Unfortunately, very few people care to think. They keep repeating what they have been told. When I wrote that Dolch words can be learned by rote memory many Systematic Synthetic Phonics (SSP) proponents criticised me. They even tried to mislead others to believe that I was talking about visual memory when I was talking about rote memory.

Another person on tweeter who I believe is not into SSP tweeted the following.

Sandra Norman @MrsSNorman Replying to @luqmanmichel and @DAFronczak

Read the researchers I listed. All will show you that memorizing sight words is one of the most harmful techniques in teaching children to read. If you teach children to read by memorizing Dolch words, is irresponsible.  Teach them how to decode
The Dolch words do not need to be memorized. Most of them can be decoded.

My comment now: I have known for a long time that most of the Dolch words can be learned using phonics. But what is the big fuss about learning the Dolch words by rote memorisation if it works well?

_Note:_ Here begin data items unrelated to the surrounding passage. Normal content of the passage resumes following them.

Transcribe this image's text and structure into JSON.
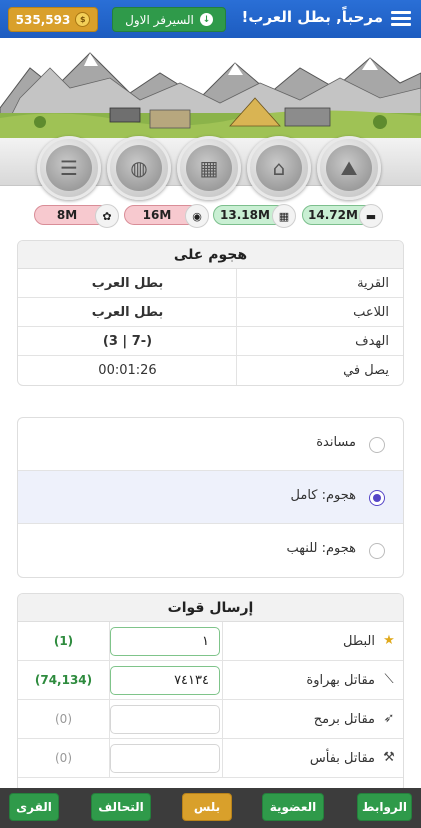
{
  "header": {
    "welcome": "مرحباً, بطل العرب!",
    "server_label": "السيرفر الاول",
    "gold": "535,593",
    "gold_icon": "coin-icon"
  },
  "buildings": [
    {
      "name": "resources-building",
      "glyph": "⛰"
    },
    {
      "name": "hut-building",
      "glyph": "⌂"
    },
    {
      "name": "map-building",
      "glyph": "▦"
    },
    {
      "name": "storage-building",
      "glyph": "◍"
    },
    {
      "name": "scroll-building",
      "glyph": "☰"
    }
  ],
  "resources": [
    {
      "value": "14.72M",
      "icon": "wood-icon",
      "color": "#c9efd3"
    },
    {
      "value": "13.18M",
      "icon": "clay-icon",
      "color": "#c9efd3"
    },
    {
      "value": "16M",
      "icon": "iron-icon",
      "color": "#f7c9cf"
    },
    {
      "value": "8M",
      "icon": "wheat-icon",
      "color": "#f7c9cf"
    }
  ],
  "attack": {
    "title": "هجوم على",
    "rows": [
      {
        "label": "القرية",
        "value": "بطل العرب",
        "green": true
      },
      {
        "label": "اللاعب",
        "value": "بطل العرب",
        "green": true
      },
      {
        "label": "الهدف",
        "value": "(-7 | 3)",
        "green": true
      },
      {
        "label": "يصل في",
        "value": "00:01:26",
        "green": false
      }
    ]
  },
  "options": [
    {
      "label": "مساندة",
      "selected": false
    },
    {
      "label": "هجوم: كامل",
      "selected": true
    },
    {
      "label": "هجوم: للنهب",
      "selected": false
    }
  ],
  "troops": {
    "title": "إرسال قوات",
    "rows": [
      {
        "label": "البطل",
        "icon": "star-icon",
        "glyph": "★",
        "input": "١",
        "count": "(1)",
        "green": true
      },
      {
        "label": "مقاتل بهراوة",
        "icon": "club-icon",
        "glyph": "⟋",
        "input": "٧٤١٣٤",
        "count": "(74,134)",
        "green": true
      },
      {
        "label": "مقاتل برمح",
        "icon": "spear-icon",
        "glyph": "➶",
        "input": "",
        "count": "(0)",
        "green": false
      },
      {
        "label": "مقاتل بفأس",
        "icon": "axe-icon",
        "glyph": "⚒",
        "input": "",
        "count": "(0)",
        "green": false
      }
    ]
  },
  "bottom_nav": [
    "الروابط",
    "العضوية",
    "بلس",
    "التحالف",
    "القرى"
  ],
  "colors": {
    "accent_blue": "#1d5cc0",
    "green": "#2f9a4a",
    "gold": "#d9a02b",
    "radio": "#5646c7"
  }
}
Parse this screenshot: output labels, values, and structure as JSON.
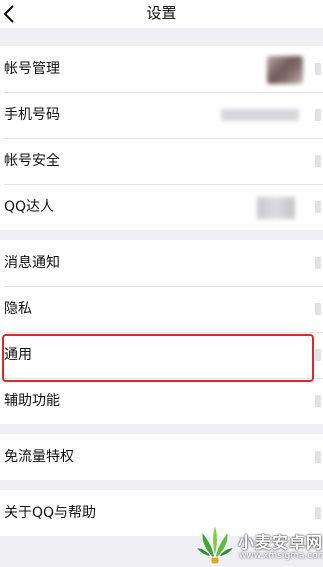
{
  "header": {
    "title": "设置"
  },
  "groups": [
    {
      "rows": [
        {
          "label": "帐号管理"
        },
        {
          "label": "手机号码"
        },
        {
          "label": "帐号安全"
        },
        {
          "label": "QQ达人"
        }
      ]
    },
    {
      "rows": [
        {
          "label": "消息通知"
        },
        {
          "label": "隐私"
        },
        {
          "label": "通用"
        },
        {
          "label": "辅助功能"
        }
      ]
    },
    {
      "rows": [
        {
          "label": "免流量特权"
        }
      ]
    },
    {
      "rows": [
        {
          "label": "关于QQ与帮助"
        }
      ]
    }
  ],
  "watermark": {
    "title": "小麦安卓网",
    "url": "www.xmsigma.com"
  },
  "colors": {
    "background": "#efeff4",
    "highlight": "#e2262b",
    "logo_green": "#3fa63c"
  },
  "icons": [
    "back-arrow-icon"
  ]
}
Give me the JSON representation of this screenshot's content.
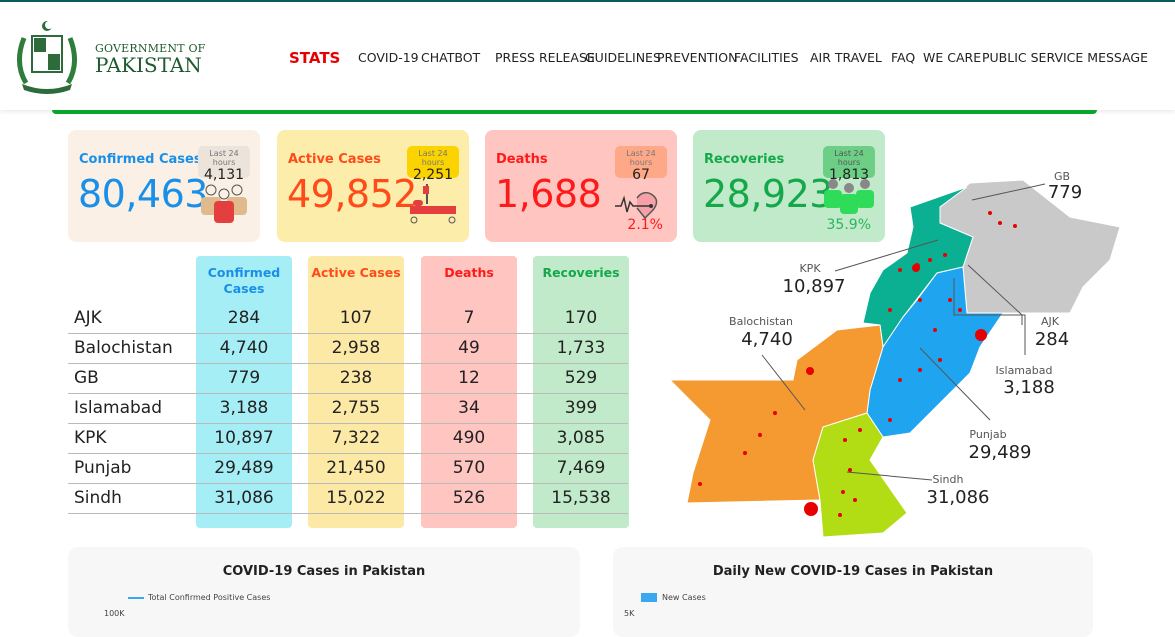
{
  "header": {
    "gov_line1": "GOVERNMENT OF",
    "gov_line2": "PAKISTAN",
    "nav": [
      "STATS",
      "COVID-19",
      "CHATBOT",
      "PRESS RELEASE",
      "GUIDELINES",
      "PREVENTION",
      "FACILITIES",
      "AIR TRAVEL",
      "FAQ",
      "WE CARE",
      "PUBLIC SERVICE MESSAGE"
    ],
    "active": "STATS"
  },
  "cards": [
    {
      "title": "Confirmed Cases",
      "value": "80,463",
      "last24_label": "Last 24 hours",
      "last24": "4,131",
      "icon": "people-icon",
      "color": "#1a8fe8",
      "bg": "#fbf0e6"
    },
    {
      "title": "Active Cases",
      "value": "49,852",
      "last24_label": "Last 24 hours",
      "last24": "2,251",
      "icon": "hospital-bed-icon",
      "color": "#ff4a1a",
      "bg": "#fdedaa"
    },
    {
      "title": "Deaths",
      "value": "1,688",
      "last24_label": "Last 24 hours",
      "last24": "67",
      "percent": "2.1%",
      "icon": "heartbeat-icon",
      "color": "#ff1a1a",
      "bg": "#fec5c1"
    },
    {
      "title": "Recoveries",
      "value": "28,923",
      "last24_label": "Last 24 hours",
      "last24": "1,813",
      "percent": "35.9%",
      "icon": "recovered-people-icon",
      "color": "#14a84a",
      "bg": "#c0eac9"
    }
  ],
  "table": {
    "headers": [
      "Confirmed Cases",
      "Active Cases",
      "Deaths",
      "Recoveries"
    ],
    "rows": [
      {
        "region": "AJK",
        "confirmed": "284",
        "active": "107",
        "deaths": "7",
        "recoveries": "170"
      },
      {
        "region": "Balochistan",
        "confirmed": "4,740",
        "active": "2,958",
        "deaths": "49",
        "recoveries": "1,733"
      },
      {
        "region": "GB",
        "confirmed": "779",
        "active": "238",
        "deaths": "12",
        "recoveries": "529"
      },
      {
        "region": "Islamabad",
        "confirmed": "3,188",
        "active": "2,755",
        "deaths": "34",
        "recoveries": "399"
      },
      {
        "region": "KPK",
        "confirmed": "10,897",
        "active": "7,322",
        "deaths": "490",
        "recoveries": "3,085"
      },
      {
        "region": "Punjab",
        "confirmed": "29,489",
        "active": "21,450",
        "deaths": "570",
        "recoveries": "7,469"
      },
      {
        "region": "Sindh",
        "confirmed": "31,086",
        "active": "15,022",
        "deaths": "526",
        "recoveries": "15,538"
      }
    ]
  },
  "map": {
    "labels": [
      {
        "name": "GB",
        "value": "779"
      },
      {
        "name": "KPK",
        "value": "10,897"
      },
      {
        "name": "AJK",
        "value": "284"
      },
      {
        "name": "Balochistan",
        "value": "4,740"
      },
      {
        "name": "Islamabad",
        "value": "3,188"
      },
      {
        "name": "Punjab",
        "value": "29,489"
      },
      {
        "name": "Sindh",
        "value": "31,086"
      }
    ]
  },
  "charts": [
    {
      "title": "COVID-19 Cases in Pakistan",
      "legend": "Total Confirmed Positive Cases",
      "ytick": "100K"
    },
    {
      "title": "Daily New COVID-19 Cases in Pakistan",
      "legend": "New Cases",
      "ytick": "5K"
    }
  ]
}
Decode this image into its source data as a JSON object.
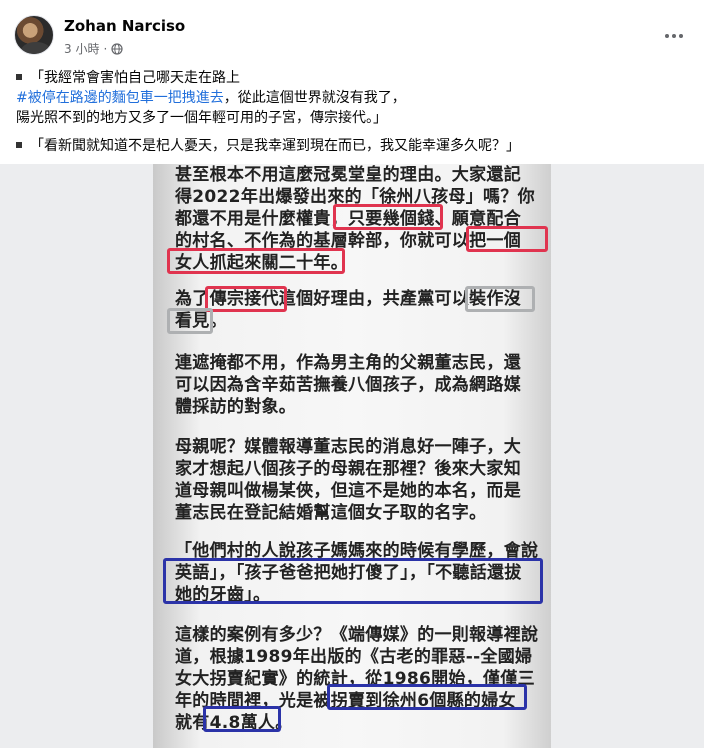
{
  "post": {
    "author": "Zohan Narciso",
    "time": "3 小時",
    "separator": "·",
    "globe_icon": "globe-icon",
    "more_icon": "more-options-icon"
  },
  "text": {
    "q1_line1": "「我經常會害怕自己哪天走在路上",
    "q1_hashtag": "#被停在路邊的麵包車一把拽進去",
    "q1_line2_rest": "，從此這個世界就沒有我了，",
    "q1_line3": "陽光照不到的地方又多了一個年輕可用的子宮，傳宗接代。」",
    "q2": "「看新聞就知道不是杞人憂天，只是我幸運到現在而已，我又能幸運多久呢？」"
  },
  "image_text": {
    "p1": [
      "甚至根本不用這麼冠冕堂皇的理由。大家還記",
      "得2022年出爆發出來的「徐州八孩母」嗎？你",
      "都還不用是什麼權貴，只要幾個錢、願意配合",
      "的村名、不作為的基層幹部，你就可以把一個",
      "女人抓起來關二十年。"
    ],
    "p2": [
      "為了傳宗接代這個好理由，共產黨可以裝作沒",
      "看見。"
    ],
    "p3": [
      "連遮掩都不用，作為男主角的父親董志民，還",
      "可以因為含辛茹苦撫養八個孩子，成為網路媒",
      "體採訪的對象。"
    ],
    "p4": [
      "母親呢？媒體報導董志民的消息好一陣子，大",
      "家才想起八個孩子的母親在那裡？後來大家知",
      "道母親叫做楊某俠，但這不是她的本名，而是",
      "董志民在登記結婚幫這個女子取的名字。"
    ],
    "p5": [
      "「他們村的人說孩子媽媽來的時候有學歷，會說",
      "英語」，「孩子爸爸把她打傻了」，「不聽話還拔",
      "她的牙齒」。"
    ],
    "p6": [
      "這樣的案例有多少？《端傳媒》的一則報導裡說",
      "道，根據1989年出版的《古老的罪惡--全國婦",
      "女大拐賣紀實》的統計，從1986開始，僅僅三",
      "年的時間裡，光是被拐賣到徐州6個縣的婦女",
      "就有4.8萬人。"
    ]
  },
  "colors": {
    "highlight_red": "#e0344f",
    "highlight_gray": "#aeb0b2",
    "highlight_blue": "#2b33a8",
    "hashtag": "#216fdb"
  }
}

Read my post here on memorisation of Dolch words.

Luqman Michel May 20

AND we are supposed to swallow that, hook line and sinker?
I get my students to learn the 220 Dolch Words - regular as well as irregular words by rote memory.
Any child can do this with ease.

Sandra Norman @MrsSNorman Replying to @luqmanmichel and @DAFronczak

False. And disputed by science. And the thousands of children who cannot read.

Luqman Michel

Thousands of children are unable to read not because of learning the Dolch words by rote memory but because teachers are teaching the wrong pronunciation of phonemes of consonants.
What is disputed by science? Be specific.

Sandra Norman
Ineffective instruction is indeed a problem. Teaching memorization of Dolch words is one of those methods of inappropriate instruction. Research? Check out McCandliss & Noble - also Dehaene  - also Ehri - shaywitz... and many more

The article she attached says the following:
Beginning readers who focus on letter-sound relationships, or phonics, instead of trying to learn whole words, increase activity in the area of their brains best wired for reading, according to new Stanford research investigating how the brain responds to different types of reading instruction.

David Fronczak @DAFronczak Replying to @luqmanmichel and @MrsSNorman
Thank you for your work! Our readers have had most success w/ irregular HFWs when we decode the sounds represented as expected and find the letter or 2 that represents an unexpected sound (at least for now) as the heart part.

Luqman Michel Replying to David Fronczak @DAFronczak

Thank you. I understand. There is no one way for learning many things. What is irresponsible (not you) to say is that whole words cannot be learned by rote memory.
You do your way and let others do the way that they deem fit for them.1/x
Having said that, I maintain that there is only one correct way to teach the pronunciation of phonemes of consonants.
Teach them without extraneous sounds and reduce illiteracy.